Part of that process has seen lots of ideas come and go, with the best ones sticking around and the not-so-good ones falling by the wayside, never to be seen again.
One of the former is the free-to-play model, which has become one of the most adept ways of acquiring mass adoption of a new gaming title. The concept is simple: a game is offered to players for free, with the game’s developers and publishers only making their income from in-game purchases.
Of course, this only works if players like the game enough to stick around, rather than flitting off to another rival game, and it means a huge amount of initial investment is required to get a free-to-play game off the ground. However, the rewards for such a project can be huge, as we are about to find out.
Fortnite combined an incredible battle royale format with building gameplay elements and then made it all completely free to play
Fortnite Changes the Game
The online game that truly put a cat among the pigeons was Fortnite; when it was released in 2017, it blew the roof off the gaming industry, drawing millions of players to its open world, battle royale platform. Its creators, Epic Games, stunned the industry by making what was an eminently playable and beautiful game completely free to play. Critics saw the move as one that was doomed to fail, unsure whether players would bother to make in-game payments for things like special avatar skins.

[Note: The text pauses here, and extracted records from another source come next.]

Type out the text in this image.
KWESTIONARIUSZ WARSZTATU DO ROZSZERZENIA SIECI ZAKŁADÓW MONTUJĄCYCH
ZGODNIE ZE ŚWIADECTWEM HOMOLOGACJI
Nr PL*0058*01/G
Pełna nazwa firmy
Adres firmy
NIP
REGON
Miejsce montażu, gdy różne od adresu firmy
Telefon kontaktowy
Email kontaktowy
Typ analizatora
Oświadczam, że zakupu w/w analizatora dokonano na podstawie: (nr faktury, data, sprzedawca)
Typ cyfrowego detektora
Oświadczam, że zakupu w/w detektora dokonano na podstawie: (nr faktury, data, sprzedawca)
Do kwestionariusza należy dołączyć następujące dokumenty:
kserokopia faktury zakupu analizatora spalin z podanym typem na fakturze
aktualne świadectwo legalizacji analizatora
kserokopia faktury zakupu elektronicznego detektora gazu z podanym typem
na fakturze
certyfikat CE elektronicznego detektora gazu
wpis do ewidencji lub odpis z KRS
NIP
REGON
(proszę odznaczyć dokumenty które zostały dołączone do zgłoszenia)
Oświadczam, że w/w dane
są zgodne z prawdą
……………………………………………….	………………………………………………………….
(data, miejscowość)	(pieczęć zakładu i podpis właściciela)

How wrong those critics were, as the game went on to dominate and even helped spawn the careers of some of the world’s biggest online streamers, such as Ninja. The game has now hatched a huge number of copycats, all of whom recognise the inherent value of having active players on their platforms, no matter whether those players are paying to be there or not.

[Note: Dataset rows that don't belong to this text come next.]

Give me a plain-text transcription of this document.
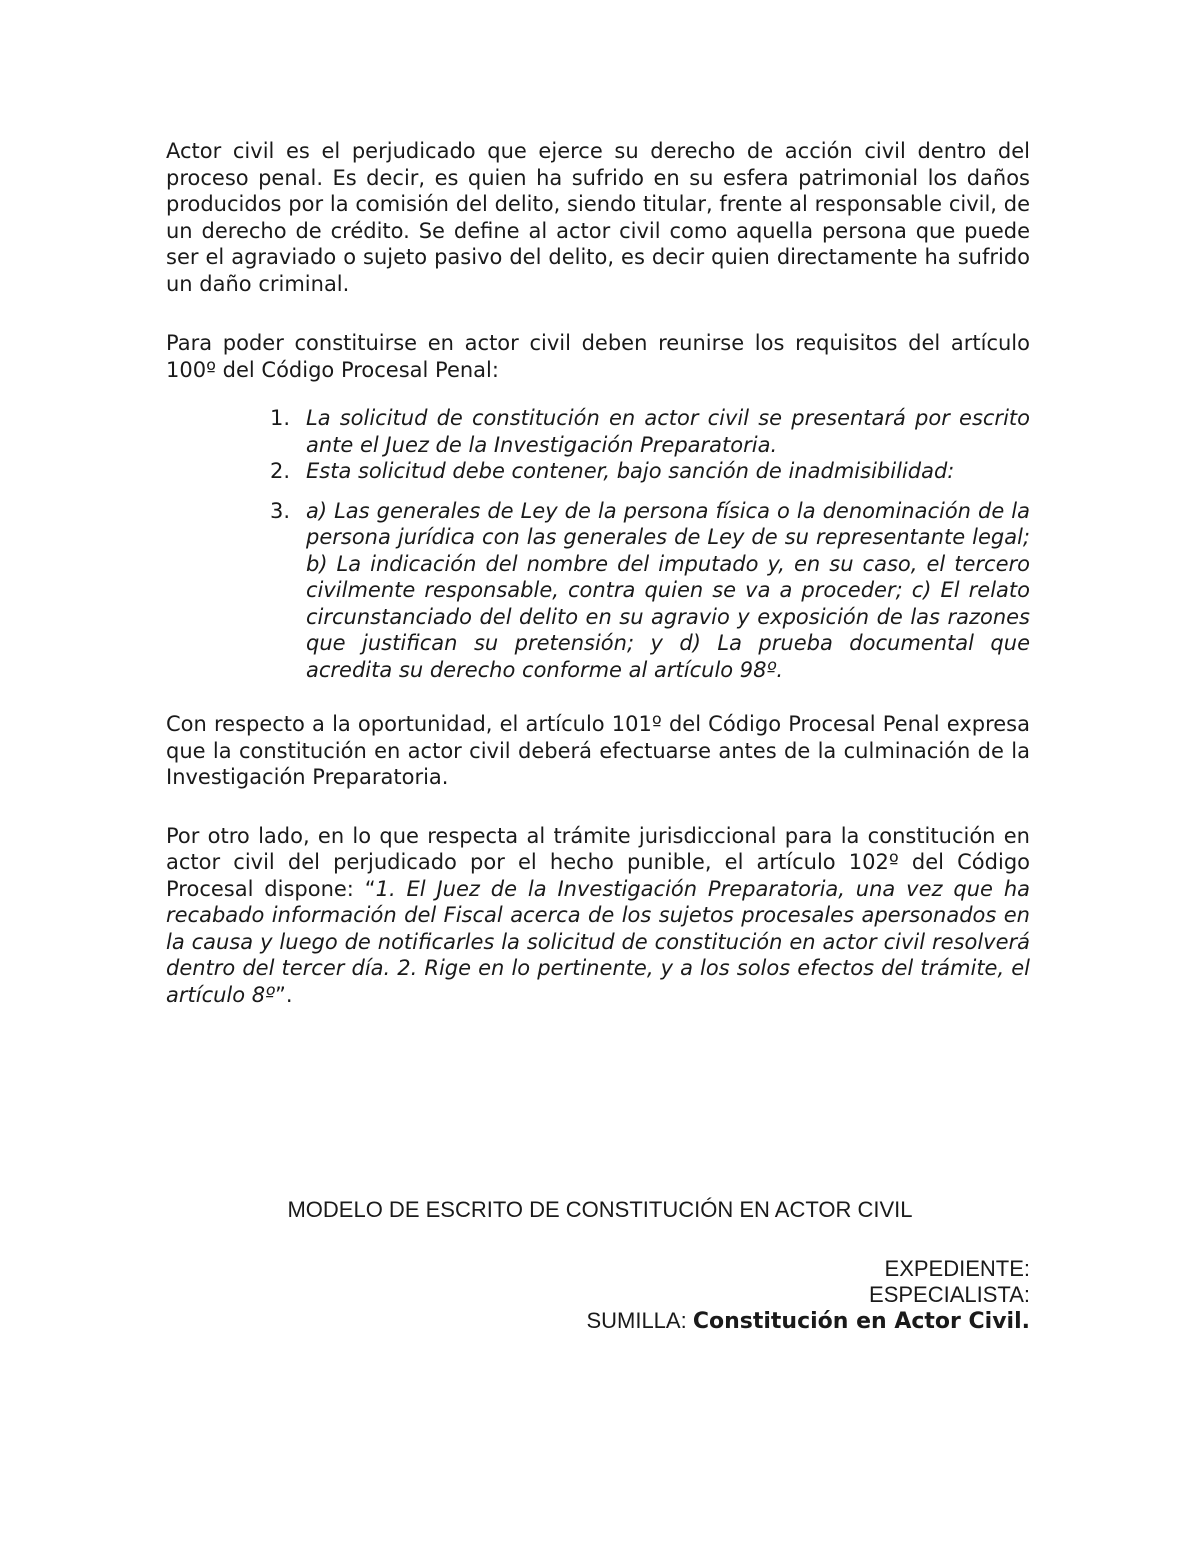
Actor civil es el perjudicado que ejerce su derecho de acción civil dentro del proceso penal. Es decir, es quien ha sufrido en su esfera patrimonial los daños producidos por la comisión del delito, siendo titular, frente al responsable civil, de un derecho de crédito. Se define al actor civil como aquella persona que puede ser el agraviado o sujeto pasivo del delito, es decir quien directamente ha sufrido un daño criminal.

Para poder constituirse en actor civil deben reunirse los requisitos del artículo 100º del Código Procesal Penal:

1. La solicitud de constitución en actor civil se presentará por escrito ante el Juez de la Investigación Preparatoria.
2. Esta solicitud debe contener, bajo sanción de inadmisibilidad:
3. a) Las generales de Ley de la persona física o la denominación de la persona jurídica con las generales de Ley de su representante legal; b) La indicación del nombre del imputado y, en su caso, el tercero civilmente responsable, contra quien se va a proceder; c) El relato circunstanciado del delito en su agravio y exposición de las razones que justifican su pretensión; y d) La prueba documental que acredita su derecho conforme al artículo 98º.

Con respecto a la oportunidad, el artículo 101º del Código Procesal Penal expresa que la constitución en actor civil deberá efectuarse antes de la culminación de la Investigación Preparatoria.

Por otro lado, en lo que respecta al trámite jurisdiccional para la constitución en actor civil del perjudicado por el hecho punible, el artículo 102º del Código Procesal dispone: “1. El Juez de la Investigación Preparatoria, una vez que ha recabado información del Fiscal acerca de los sujetos procesales apersonados en la causa y luego de notificarles la solicitud de constitución en actor civil resolverá dentro del tercer día. 2. Rige en lo pertinente, y a los solos efectos del trámite, el artículo 8º”.

MODELO DE ESCRITO DE CONSTITUCIÓN EN ACTOR CIVIL
EXPEDIENTE:
ESPECIALISTA:
SUMILLA: Constitución en Actor Civil.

Classic Games Providers Do Free-to-Play with a Twist
Before Fortnite came along, there were other online games providers that were already using different varieties of free-to-play models to attract new players, as well as keeping hold of loyal players. Some of the most innovative were those that still to this day provide classics such as chess, poker, and Scrabble. The techniques employed by those providers listed at PokerNews and elsewhere have long used the likes of no-deposit bonuses, free spins, and new player bonuses. Rather than providing a game completely free for an unlimited time period, these offers allow gamers to play for free for a certain amount of time, before then giving them the choice of paying to continue or going in search of new games elsewhere.
This happy medium between paid games and the free-to-play model pioneered by Fortnite is one that seems to appeal greatly to large swathes of the online gaming community.
Online chess providers have always prided themselves on making the game as accessible as possible and part of that means keeping their platforms free from charges
Mobile Games Live and Die by Free-to-Play Model
While some battle royale games and many classic games toy with the idea of the free-to-play model, there is another genre of online game that specialises in making free-to-play titles – the mobile genre.
Anyone who has gone in search of a game to play in a mobile app store will have noticed this trend, with mobile games providers rarely ever charging up front for the titles they have created. However, rather than relying on in-game purchases that tend to have no direct affect on gameplay, mobile games take a different approach, allowing players to advance to a certain stage or level, and then requiring a player to pay to advance further.
While this approach can be infuriating for many gamers, it is none the less one that seems to get results for those providers who employ it.